A couple of weeks ago, I saw that some developers forked the project on GitHub. It made me feel slightly guilty that I left the code so buggy, so I started working on that again. The latest code has big improvements over the version from two years ago. The underlying algorithm is the same, but that's about it. The most important changes are the following:

• The image generation and display now happen at the same time thanks to SDL.
• For compatibility with SDL, the code is now in C++. Although to be honest, it's mostly still C with the C++ features that I needed.
• Generating images of aspect ratio ≠ 1 is now supported.
• More colormaps are available (not only monochrome).
• The image generation itself is better encapsulated in order to make it independent from the display.
• Some image generation steps are combined together instead of spread out over several functions. This probably makes the algorithm a bit more difficult to follow but removes the need for intermediate arrays, which reduces the memory usage and increases the generation speed.
• The image width, height and colormap can be set by command line arguments.
• When running, preset patterns can be added or removed with the +/- keys on the keypad, and the image can be reset by clicking in the window.
• Symmetry functions are simpler, although for the moment only symmetry orders 2 and 4 are implemented.

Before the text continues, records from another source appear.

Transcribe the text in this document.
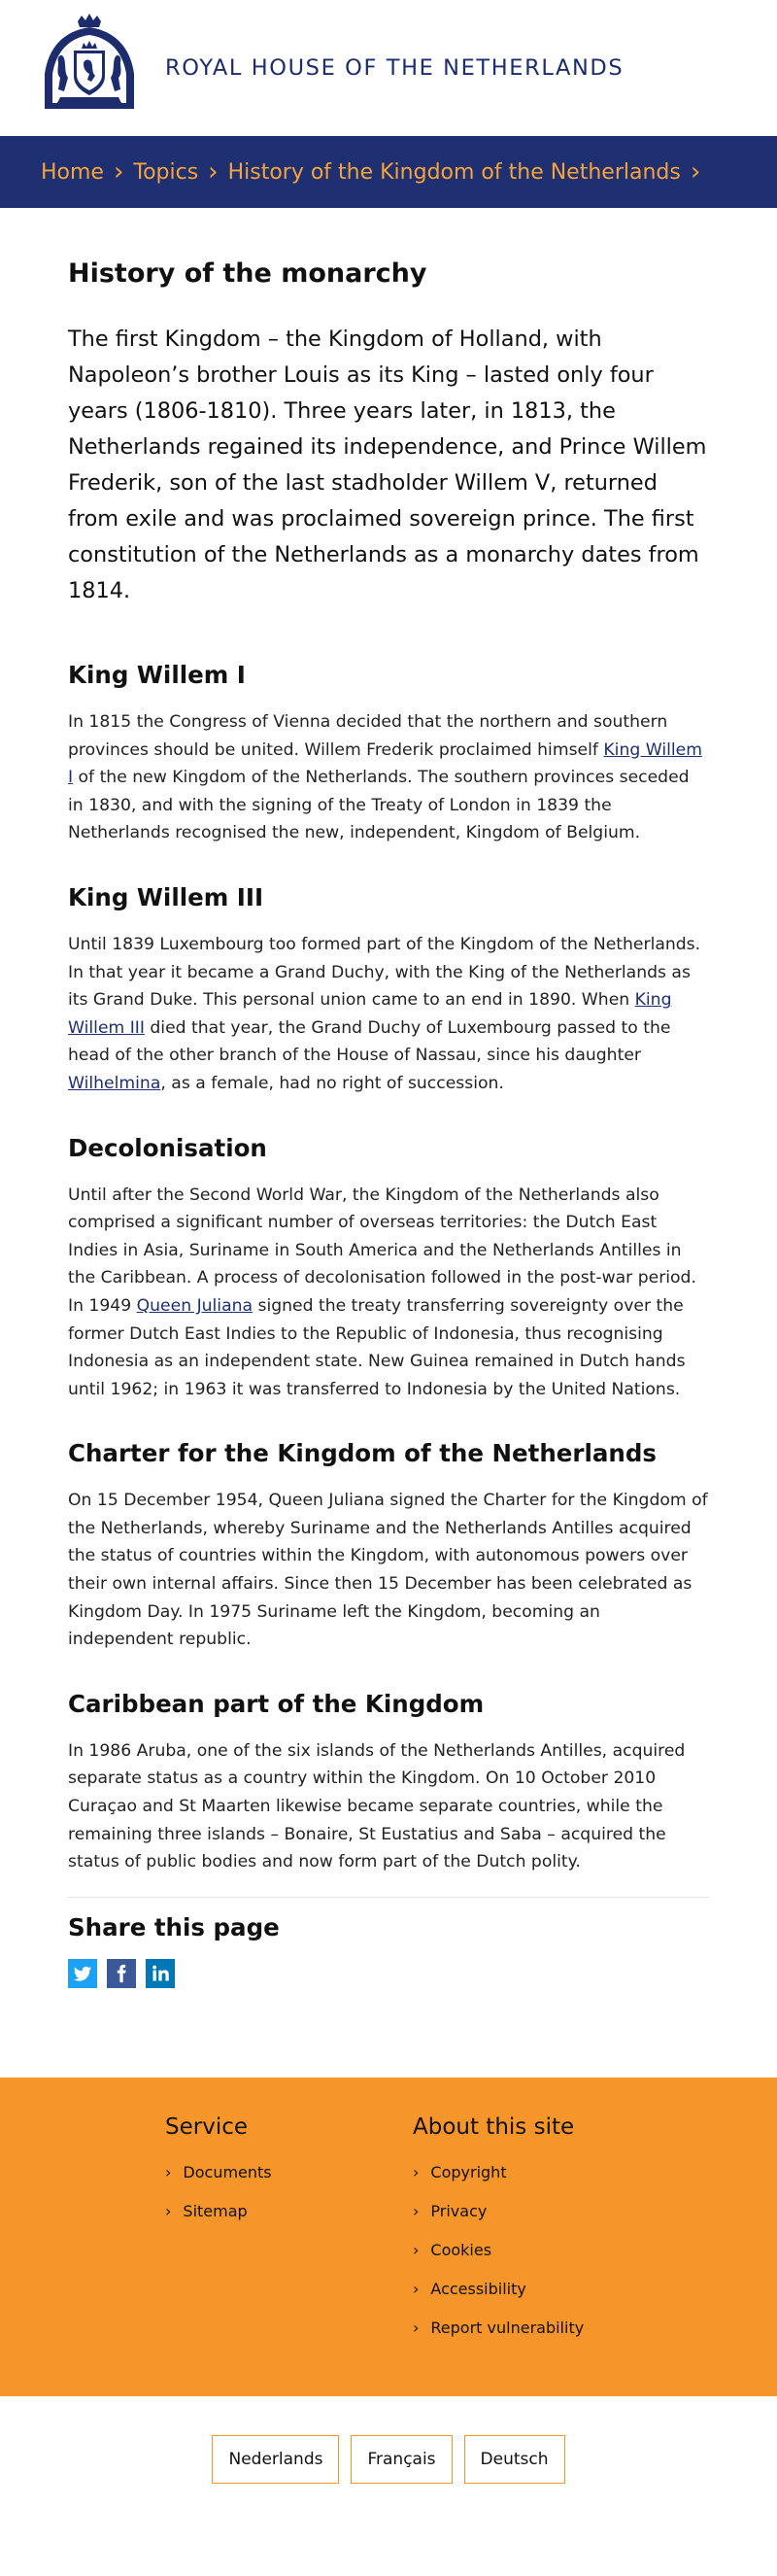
ROYAL HOUSE OF THE NETHERLANDS
Home › Topics › History of the Kingdom of the Netherlands ›
History of the monarchy

The first Kingdom – the Kingdom of Holland, with Napoleon’s brother Louis as its King – lasted only four years (1806-1810). Three years later, in 1813, the Netherlands regained its independence, and Prince Willem Frederik, son of the last stadholder Willem V, returned from exile and was proclaimed sovereign prince. The first constitution of the Netherlands as a monarchy dates from 1814.

King Willem I

In 1815 the Congress of Vienna decided that the northern and southern provinces should be united. Willem Frederik proclaimed himself King Willem I of the new Kingdom of the Netherlands. The southern provinces seceded in 1830, and with the signing of the Treaty of London in 1839 the Netherlands recognised the new, independent, Kingdom of Belgium.

King Willem III

Until 1839 Luxembourg too formed part of the Kingdom of the Netherlands. In that year it became a Grand Duchy, with the King of the Netherlands as its Grand Duke. This personal union came to an end in 1890. When King Willem III died that year, the Grand Duchy of Luxembourg passed to the head of the other branch of the House of Nassau, since his daughter Wilhelmina, as a female, had no right of succession.

Decolonisation

Until after the Second World War, the Kingdom of the Netherlands also comprised a significant number of overseas territories: the Dutch East Indies in Asia, Suriname in South America and the Netherlands Antilles in the Caribbean. A process of decolonisation followed in the post-war period. In 1949 Queen Juliana signed the treaty transferring sovereignty over the former Dutch East Indies to the Republic of Indonesia, thus recognising Indonesia as an independent state. New Guinea remained in Dutch hands until 1962; in 1963 it was transferred to Indonesia by the United Nations.

Charter for the Kingdom of the Netherlands

On 15 December 1954, Queen Juliana signed the Charter for the Kingdom of the Netherlands, whereby Suriname and the Netherlands Antilles acquired the status of countries within the Kingdom, with autonomous powers over their own internal affairs. Since then 15 December has been celebrated as Kingdom Day. In 1975 Suriname left the Kingdom, becoming an independent republic.

Caribbean part of the Kingdom

In 1986 Aruba, one of the six islands of the Netherlands Antilles, acquired separate status as a country within the Kingdom. On 10 October 2010 Curaçao and St Maarten likewise became separate countries, while the remaining three islands – Bonaire, St Eustatius and Saba – acquired the status of public bodies and now form part of the Dutch polity.

Share this page
Service
› Documents
› Sitemap
About this site
› Copyright
› Privacy
› Cookies
› Accessibility
› Report vulnerability
Nederlands	Français	Deutsch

Here's a 640x480 image with 5 patterns and the "dawn" colormap. Sweet!

The improvements that I'm most interested in are the following:

• Make a GUI to be able to change the pattern parameters and the colors during generation. That would be süper cool.
• Depending on how the live-controlled generation goes, it would probably be useful to accelerate the code. Most of the time is spent at the lowest level of the algorithm, i.e. the blurring functions. If there's any time to win, it's there. I'm also thinking about multithreading. The activator/inhibitor array generation for the different patterns are independent, it's only when computing the variation array that they all have to be ready. So they may be parallelized.
• Implement better symmetry. A clean rotational symmetry algorithm for symmetry orders different than 2 or 4 is still something I haven't been able to develop.